Hoje, uma máquina de última geração, totalmente informatizada e climatizada, substitui centenas de cortadores. Não são poucas as profissões que deixaram de existir. Outras estão aparecendo a cada dia, sempre em menor escala do que a quantidade de pessoas ávidas por trabalho e emprego.

No último fevereiro, conforme dados do PNAD, o desemprego alcançou 12,4% da população economicamente ativa do Brasil. O aumento representa 892 mil pessoas desempregadas a mais no país, somando 13,1 milhões de trabalhadores nessa condição. Já a taxa composta de subutilização da força de trabalho ficou em 24,6%, somando 27,9 milhões de pessoas, pico da série histórica iniciada em 2012.

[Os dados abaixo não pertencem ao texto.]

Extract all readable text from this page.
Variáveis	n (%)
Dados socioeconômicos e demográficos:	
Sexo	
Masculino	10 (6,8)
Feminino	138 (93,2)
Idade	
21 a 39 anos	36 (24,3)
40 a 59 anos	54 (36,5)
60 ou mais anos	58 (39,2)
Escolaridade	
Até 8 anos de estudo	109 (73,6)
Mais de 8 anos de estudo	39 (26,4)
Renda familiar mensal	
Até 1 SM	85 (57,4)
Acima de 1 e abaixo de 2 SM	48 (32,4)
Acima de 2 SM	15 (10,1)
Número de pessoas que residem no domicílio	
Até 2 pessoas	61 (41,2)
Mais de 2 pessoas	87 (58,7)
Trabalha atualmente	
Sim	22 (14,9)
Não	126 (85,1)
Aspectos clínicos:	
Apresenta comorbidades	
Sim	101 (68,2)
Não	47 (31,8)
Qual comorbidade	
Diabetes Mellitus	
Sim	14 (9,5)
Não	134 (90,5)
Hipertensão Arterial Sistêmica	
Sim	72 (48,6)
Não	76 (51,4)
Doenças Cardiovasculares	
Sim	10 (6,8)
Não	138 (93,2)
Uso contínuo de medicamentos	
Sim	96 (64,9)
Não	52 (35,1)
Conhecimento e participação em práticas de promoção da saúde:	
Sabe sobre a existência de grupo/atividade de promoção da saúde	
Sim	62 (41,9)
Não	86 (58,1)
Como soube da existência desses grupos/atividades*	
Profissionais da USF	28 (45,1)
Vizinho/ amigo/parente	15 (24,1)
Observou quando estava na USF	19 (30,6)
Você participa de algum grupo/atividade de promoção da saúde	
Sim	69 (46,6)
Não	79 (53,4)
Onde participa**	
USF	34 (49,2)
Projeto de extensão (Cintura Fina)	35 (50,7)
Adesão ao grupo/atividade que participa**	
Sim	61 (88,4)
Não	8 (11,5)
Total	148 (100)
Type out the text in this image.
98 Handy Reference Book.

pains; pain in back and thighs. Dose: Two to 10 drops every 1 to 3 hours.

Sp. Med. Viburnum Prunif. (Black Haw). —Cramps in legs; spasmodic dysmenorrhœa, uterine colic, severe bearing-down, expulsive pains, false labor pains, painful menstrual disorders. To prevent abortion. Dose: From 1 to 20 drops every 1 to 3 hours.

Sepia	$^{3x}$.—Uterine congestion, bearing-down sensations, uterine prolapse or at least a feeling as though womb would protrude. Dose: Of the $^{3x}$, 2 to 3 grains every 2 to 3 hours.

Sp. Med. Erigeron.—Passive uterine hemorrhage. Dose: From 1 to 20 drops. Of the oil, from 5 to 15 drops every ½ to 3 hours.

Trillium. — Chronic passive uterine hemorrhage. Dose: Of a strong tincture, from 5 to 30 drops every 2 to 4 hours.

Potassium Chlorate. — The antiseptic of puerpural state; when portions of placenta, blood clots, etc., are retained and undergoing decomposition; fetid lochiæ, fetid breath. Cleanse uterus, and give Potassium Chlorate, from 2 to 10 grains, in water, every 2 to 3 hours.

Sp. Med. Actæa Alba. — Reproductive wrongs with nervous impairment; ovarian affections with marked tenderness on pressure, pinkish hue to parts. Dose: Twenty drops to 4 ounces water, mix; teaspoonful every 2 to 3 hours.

O grupo de trabalhadores subutilizados reúne os desocupados, os subocupados com menos de 40 horas semanais e os que estão disponíveis para trabalhar, mas não conseguem procurar emprego por motivos diversos, informou IBGE. Já o número de pessoas desalentadas, que chegou a 4,9 milhões, também é recorde da série, assim como percentual de desalentados, de 4,4%. Em relação ao mesmo trimestre do ano anterior, foram mais 275 mil pessoas nessa condição.

O ser humano é cada vez menos necessário para a dinâmica do mundo atual, cuja ritmo, em grande parte, é estabelecido pelo mercado. Nas discussões atuais quanto à reforma da previdência social, empresários dos mais diversos ramos opinam abertamente pela necessidade dessa reforma. Dizem todos que é para salvar o país. Ou seria para aumentar os seus lucros? Não dá para entender a lógica do mercado neste ponto.

A reforma da previdência certamente diminuirá encargos sociais das empresas, tornando-as mais competitivas no mercado internacional. Mas também diminuirá os rendimentos das famílias, pelo menos de antigos e novos aposentados. Como manterão os atuais níveis de consumo? E de produção, comercialização, faturamento e lucro?

Não vi até agora alguém fazer contas na perspectiva do aposentado. O adiamento de aposentadoria baseada em idade mínima ou tempo de contribuição trarão sérios problemas para aquele que trabalha há muitos anos. Mais brasileiros morrerão antes da aposentadoria.

Crescerá o número de idosos que devido a emprego ou a subutilização não conseguirão a aposentadoria. Os valores dos novos benefícios tendem a ser menores. Não vejo defensores da nova previdência, representantes do governo, parlamentares ou empresários, somando despesas inerentes a moradia, tranporte, alimentação, remédios e outros itens relacionados a uma sobrevivência digna.

Dão a impressão de que aqueles que se aproximam da aposentadoria atrapalham o país. Aposentados são desnecessários. Ou são estorvo. Precisamos todos procurar um lugar decente para o ser humano em nosso país e no mundo. Esta tarefa é urgente e cada vez mais necessária. Precisamos de um mundo onde caibam todos. É inadmissível que sobre alguém em nossa casa, cidade ou país.